When I start a spark-notebook using docker and create a new worksheet. The next time I start it, the worksheet isn't there.
Here's the command:
docker run -v /Users/pkerp/projects/chairliftplot/:/mnt -p 9000:9000 andypetrella/spark-notebook:0.2.0-spark-1.2.0-hadoop-1.0.4
Here's the warnings / info:
15/02/09 08:38:12 WARN Remoting: Tried to associate with unreachable remote address [akka.tcp://Remote@127.0.0.1:41602]. Address is now gated for 5000 ms, all messages to this address will be delivered to dead letters. Reason: Connection refused: /127.0.0.1:41602
15/02/09 08:38:12 INFO remote.RemoteActorRefProvider$RemoteDeadLetterActorRef: Message [akka.remote.RemoteWatcher$Heartbeat$] from Actor[akka://NotebookServer/system/remote-watcher#-457307005] to Actor[akka://NotebookServer/deadLetters] was not delivered. [8] dead letters encountered.

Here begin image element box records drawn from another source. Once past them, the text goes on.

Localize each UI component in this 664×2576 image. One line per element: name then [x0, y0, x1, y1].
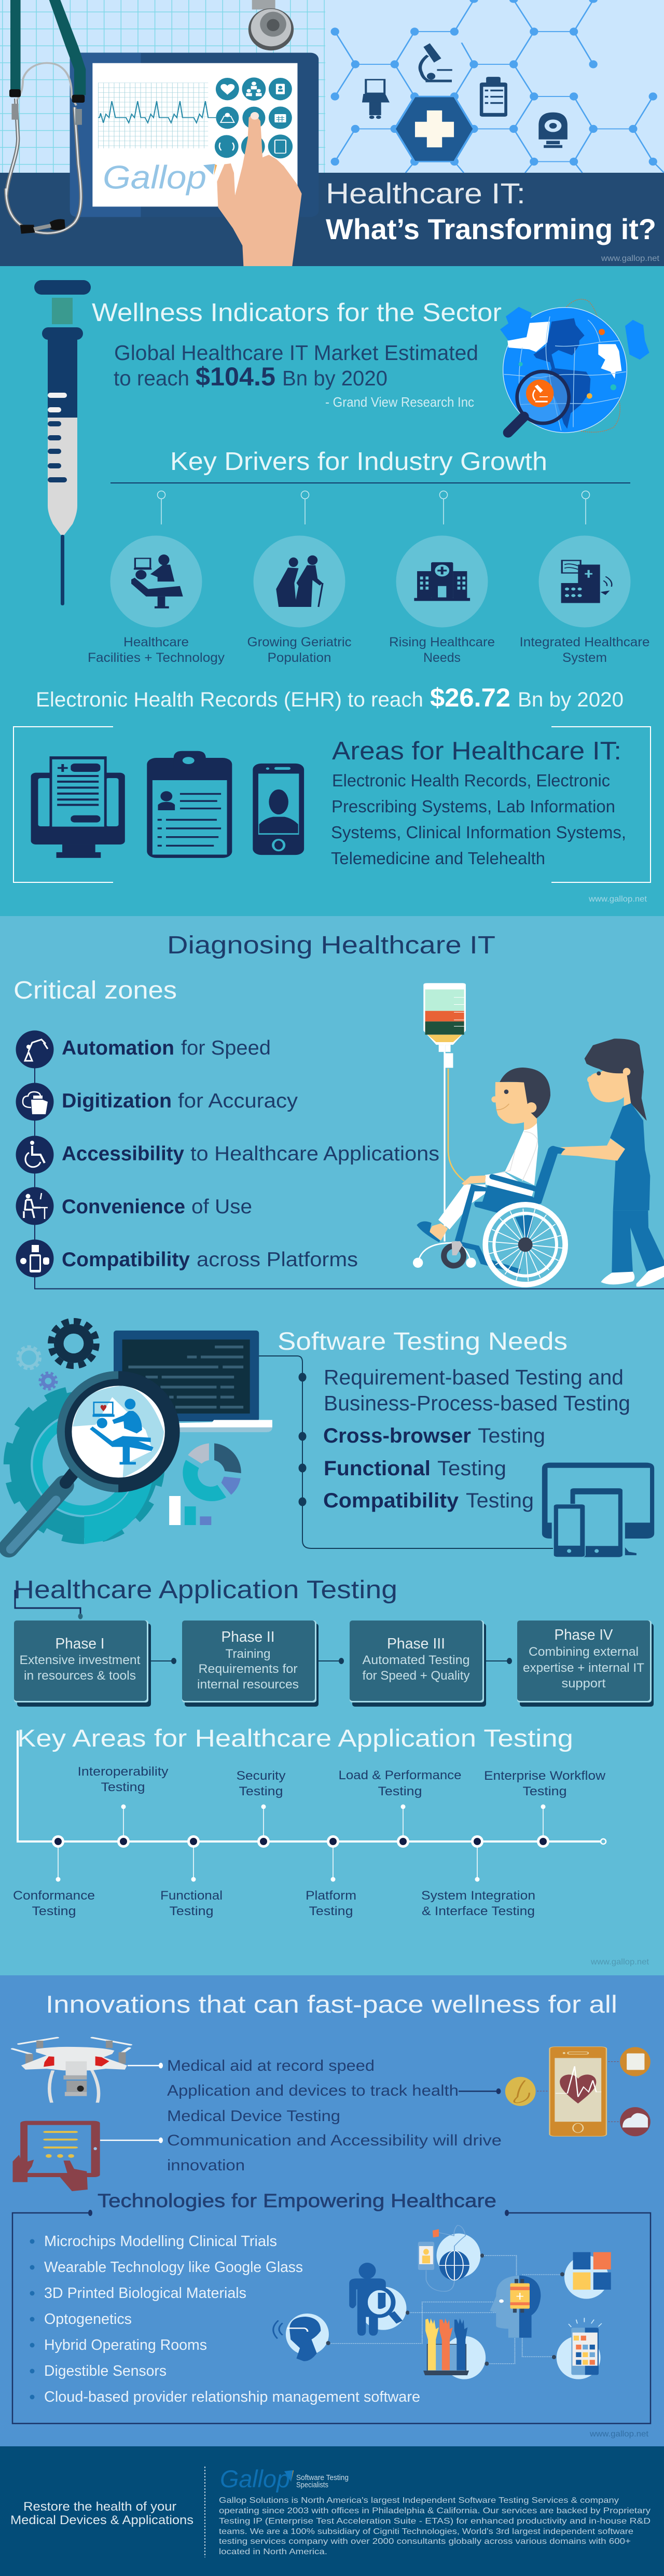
labels: testing areas: Testing	[378, 1784, 422, 1798]
text: market estimate: Global Healthcare IT Market Estimated	[114, 341, 478, 365]
zone: digitization: Digitization	[62, 1090, 172, 1112]
panel: header	[0, 0, 664, 266]
nurse	[560, 1038, 664, 1286]
list: testing needs: Functional	[324, 1457, 431, 1480]
icons: records monitor, clipboard, phone	[31, 751, 304, 858]
phase IV: Combining external	[529, 1645, 639, 1659]
about text: located in North America.	[219, 2547, 327, 2556]
panel: innovations	[0, 1975, 664, 2446]
list: testing needs: Requirement-based Testing and	[324, 1365, 624, 1389]
wheelchair	[455, 1146, 565, 1273]
url: www.gallop.net	[589, 2430, 649, 2439]
heading: software testing needs: Software Testing Needs	[278, 1328, 568, 1355]
list: testing needs: Compatibility	[323, 1489, 459, 1512]
timeline line	[35, 1058, 664, 1289]
zone: accessibility	[16, 1136, 439, 1173]
call to action	[10, 2500, 193, 2527]
icon: MRI scanner	[538, 113, 568, 148]
laptop with code	[114, 1331, 272, 1432]
zone: convenience: Convenience	[62, 1196, 185, 1218]
heading: healthcare application testing: Healthcare Application Testing	[13, 1576, 397, 1604]
zone: compatibility: Compatibility	[62, 1249, 190, 1271]
driver: growing geriatric population	[247, 535, 352, 665]
gallop logo: Gallop	[220, 2465, 290, 2492]
url: www.gallop.net	[588, 895, 647, 904]
zone: accessibility: to Healthcare Applications	[190, 1143, 439, 1165]
labels: testing areas: Testing	[309, 1904, 353, 1918]
zone: automation: Automation	[62, 1037, 174, 1059]
patient	[417, 1068, 550, 1242]
about text: Gallop Solutions is North America's largest Independent Software Testing Services & company	[219, 2496, 619, 2505]
phase II: Training	[225, 1647, 271, 1661]
phase IV: expertise + internal IT	[523, 1661, 644, 1675]
phase II: Phase II	[221, 1629, 275, 1645]
icon: monitor	[31, 756, 125, 858]
list: testing needs: Cross-browser	[323, 1424, 471, 1447]
phase I	[14, 1621, 151, 1707]
tablet logo: Gallop	[103, 159, 206, 196]
phase II: Requirements for	[198, 1662, 298, 1676]
heading: diagnosing: Diagnosing Healthcare IT	[167, 932, 495, 959]
labels: testing areas: & Interface Testing	[422, 1904, 535, 1918]
phase IV: support	[561, 1677, 606, 1691]
list: technologies: Wearable Technology like Google Glass	[44, 2259, 303, 2276]
illustration: technology network	[273, 2225, 611, 2379]
text: areas for healthcare IT: Telemedicine and Telehealth	[331, 849, 545, 868]
list: technologies: Hybrid Operating Rooms	[44, 2337, 207, 2353]
icon: puzzle	[560, 2252, 611, 2299]
heading: key areas: Key Areas for Healthcare Application Testing	[17, 1724, 573, 1752]
list: testing needs: Testing	[466, 1489, 534, 1512]
icon: telehealth phone	[253, 764, 304, 855]
icon: glasses head	[273, 2314, 330, 2361]
phase II: internal resources	[197, 1678, 299, 1692]
phase I: Phase I	[55, 1636, 105, 1652]
ECG chart	[98, 82, 216, 148]
zone: accessibility: Accessibility	[62, 1143, 184, 1165]
driver: integrated healthcare system: Integrated Healthcare	[520, 635, 649, 649]
url: www.gallop.net	[590, 1958, 649, 1966]
list: technologies: Optogenetics	[44, 2311, 132, 2328]
call to action: Restore the health of your	[23, 2500, 176, 2514]
icon: app phone	[552, 2318, 602, 2379]
text: areas for healthcare IT: Prescribing Systems, Lab Information	[331, 797, 615, 816]
hand	[217, 113, 302, 266]
driver: growing geriatric population: Growing Geriatric	[247, 635, 352, 649]
illustration: tablet with stethoscope and hand	[6, 0, 319, 266]
text: areas for healthcare IT	[331, 737, 626, 868]
illustration: software testing	[9, 1321, 272, 1549]
list: testing needs: Testing	[478, 1424, 545, 1447]
icon: medical cross hexagon	[395, 96, 474, 162]
about text: testing services company with over 2000 consultants globally across various domains with 600+	[219, 2537, 631, 2546]
list: innovations: Medical Device Testing	[167, 2108, 340, 2125]
zone: digitization: for Accuracy	[178, 1090, 298, 1112]
driver: growing geriatric population: Population	[268, 650, 331, 665]
text: market estimate: Bn by 2020	[282, 366, 388, 390]
list: innovations: Medical aid at record speed	[167, 2057, 375, 2074]
call to action: Medical Devices & Applications	[10, 2513, 193, 2527]
gallop logo: Software Testing	[296, 2473, 349, 2482]
phase IV	[517, 1621, 654, 1707]
list: innovations: Communication and Accessibility will drive	[167, 2132, 502, 2149]
driver: healthcare facilities + technology	[88, 535, 225, 665]
zone: convenience: of Use	[191, 1196, 252, 1218]
phase I: Extensive investment	[20, 1653, 141, 1667]
text: EHR forecast: Electronic Health Records (EHR) to reach	[36, 688, 423, 711]
icon: microscope	[420, 43, 452, 82]
title: Healthcare IT:	[326, 177, 525, 210]
about text: teams. We are a 100% subsidiary of Cigniti Technologies, World's 3rd largest independent software	[219, 2527, 633, 2536]
frame: areas for healthcare IT	[13, 727, 651, 882]
app icons	[215, 77, 293, 158]
icon: clipboard	[147, 751, 232, 858]
icon: figure with magnifier	[349, 2263, 409, 2336]
list: innovations: Application and devices to track health	[167, 2082, 459, 2099]
phase connectors	[151, 1658, 511, 1664]
list: testing needs	[323, 1365, 630, 1512]
driver: rising healthcare needs	[389, 535, 495, 665]
list: technologies: Microchips Modelling Clinical Trials	[44, 2233, 277, 2250]
labels: testing areas	[13, 1765, 606, 1918]
labels: testing areas: Testing	[32, 1904, 76, 1918]
charts	[169, 1443, 241, 1525]
zone: digitization	[16, 1083, 298, 1120]
heading: technologies: Technologies for Empowering Healthcare	[98, 2190, 496, 2211]
heading: key drivers: Key Drivers for Industry Growth	[170, 448, 547, 476]
driver pins	[158, 491, 589, 524]
about text: operating since 2003 with offices in Philadelphia & California. Our services are backed by Proprietary	[219, 2506, 651, 2515]
icon: dental chair	[90, 1398, 154, 1464]
driver: integrated healthcare system: System	[562, 650, 607, 665]
text: market estimate	[114, 341, 478, 391]
list: innovations	[167, 2057, 502, 2174]
phase III: Automated Testing	[362, 1653, 470, 1667]
zone: automation: for Speed	[181, 1037, 271, 1059]
text: market estimate: $104.5	[196, 362, 275, 391]
syringe	[34, 280, 91, 605]
labels: testing areas: Enterprise Workflow	[484, 1769, 606, 1783]
small gears	[18, 1321, 96, 1389]
illustration: patient in wheelchair with nurse	[413, 1038, 664, 1286]
labels: testing areas: Testing	[523, 1784, 566, 1798]
text: areas for healthcare IT: Electronic Health Records, Electronic	[332, 771, 610, 790]
panel: diagnosing healthcare IT	[0, 916, 664, 1975]
magnifier	[9, 1375, 172, 1549]
connector line with bullets	[259, 1356, 555, 1548]
chest piece	[248, 0, 294, 50]
stethoscope	[6, 0, 86, 234]
dotted connectors	[329, 2255, 560, 2364]
labels: testing areas: Testing	[169, 1904, 214, 1918]
panel: footer	[0, 2446, 664, 2576]
large gear	[10, 1392, 158, 1544]
timeline: key areas	[18, 1730, 606, 1882]
IV pole and tube	[444, 1044, 464, 1241]
list: technologies: 3D Printed Biological Materials	[44, 2285, 246, 2302]
labels: testing areas: Testing	[239, 1784, 283, 1798]
text: EHR forecast: $26.72	[430, 683, 510, 712]
labels: testing areas: Interoperability	[78, 1765, 168, 1779]
heading: innovations: Innovations that can fast-pace wellness for all	[46, 1990, 617, 2018]
icon: tablet with hands	[12, 2121, 100, 2191]
icon: puzzle globe with magnifier	[500, 299, 649, 433]
tablet body	[70, 53, 319, 217]
zone: compatibility	[16, 1240, 358, 1277]
connector: health tracker	[459, 2088, 501, 2094]
list: technologies: Cloud-based provider relationship management software	[44, 2389, 420, 2405]
text: EHR forecast	[36, 683, 624, 712]
frame: technologies	[12, 2210, 651, 2423]
labels: testing areas: System Integration	[421, 1889, 535, 1903]
list: testing needs: Testing	[437, 1457, 506, 1480]
list: testing needs: Business-Process-based Testing	[324, 1391, 630, 1415]
connector: drone	[128, 2062, 163, 2069]
url: www.gallop.net	[601, 254, 660, 263]
phase III: for Speed + Quality	[362, 1669, 470, 1683]
zone: automation	[16, 1030, 271, 1069]
connector: tablet	[100, 2137, 163, 2143]
text: areas for healthcare IT: Areas for Healthcare IT:	[332, 737, 621, 765]
title	[326, 177, 656, 245]
icon: IV bag	[423, 983, 466, 1068]
icon: devices	[542, 1463, 654, 1557]
heading: wellness indicators: Wellness Indicators for the Sector	[92, 299, 502, 327]
labels: testing areas: Security	[237, 1769, 285, 1783]
labels: testing areas: Platform	[306, 1889, 356, 1903]
about text: Testing IP (Enterprise Test Acceleration Suite - ETAS) for enhanced productivity and in-house R&D	[219, 2517, 651, 2526]
zone: convenience	[16, 1187, 252, 1225]
icon: lab scanner	[362, 80, 390, 119]
icon: clipboard	[480, 77, 507, 117]
text: EHR forecast: Bn by 2020	[518, 688, 624, 711]
text: areas for healthcare IT: Systems, Clinical Information Systems,	[331, 823, 626, 842]
hexagon network	[331, 0, 664, 173]
driver: rising healthcare needs: Rising Healthcare	[389, 635, 495, 649]
driver: healthcare facilities + technology: Facilities + Technology	[88, 650, 225, 665]
driver: integrated healthcare system	[520, 535, 649, 665]
phase I: in resources & tools	[24, 1669, 136, 1683]
labels: testing areas: Conformance	[13, 1889, 95, 1903]
text: market estimate: to reach	[114, 366, 189, 390]
icon: globe and phone	[418, 2225, 484, 2291]
list: technologies: Digestible Sensors	[44, 2363, 167, 2379]
driver: healthcare facilities + technology: Healthcare	[123, 635, 189, 649]
gallop logo: Specialists	[296, 2481, 328, 2489]
labels: testing areas: Functional	[160, 1889, 223, 1903]
panel: wellness indicators	[0, 266, 664, 916]
phase II	[182, 1621, 319, 1707]
icon: drone	[12, 2038, 130, 2103]
driver: rising healthcare needs: Needs	[423, 650, 461, 665]
title: What’s Transforming it?	[326, 213, 656, 245]
list: innovations: innovation	[167, 2157, 245, 2174]
gallop logo	[220, 2465, 349, 2492]
phase IV: Phase IV	[554, 1627, 613, 1643]
zone: compatibility: across Platforms	[197, 1249, 358, 1271]
icon: hands on laptop	[423, 2318, 489, 2379]
source note: - Grand View Research Inc	[325, 394, 474, 410]
icon: connected health phone	[505, 2047, 651, 2136]
about text	[219, 2496, 651, 2556]
labels: testing areas: Load & Performance	[338, 1768, 462, 1782]
phase III	[350, 1621, 486, 1707]
list: technologies	[30, 2233, 420, 2405]
labels: testing areas: Testing	[101, 1780, 145, 1794]
phase III: Phase III	[387, 1636, 445, 1652]
heading: critical zones: Critical zones	[13, 977, 177, 1004]
icon: brain head pill	[490, 2276, 541, 2338]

This logging can be turned off or adjusted with configuration settings 'akka.log-dead-letters' and 'akka.log-dead-letters-during-shutdown'.
Is this a misconfiguration issue or something else?
Edit:
So this problem has a few aspects to it.
- When the running docker container is closed using ctrl-c, it actually still exists. When I run it anew with the command above, it starts a separate new container that doesn't have the newly created notebook.
This can be mitigated by looking at the list of running containers using docker ps
, finding the running one and attaching to it using docker attach process_id
. The data will still be present.
- Using a mounted volume to store the notebooks to leads to a permissions issue. The directory mounted within the container only has owner write permissions, where the owner is user 1000. The spark-notebook is run as the user daemon (user id 1).
This is a long thread about this issue on github,, but no clear solution.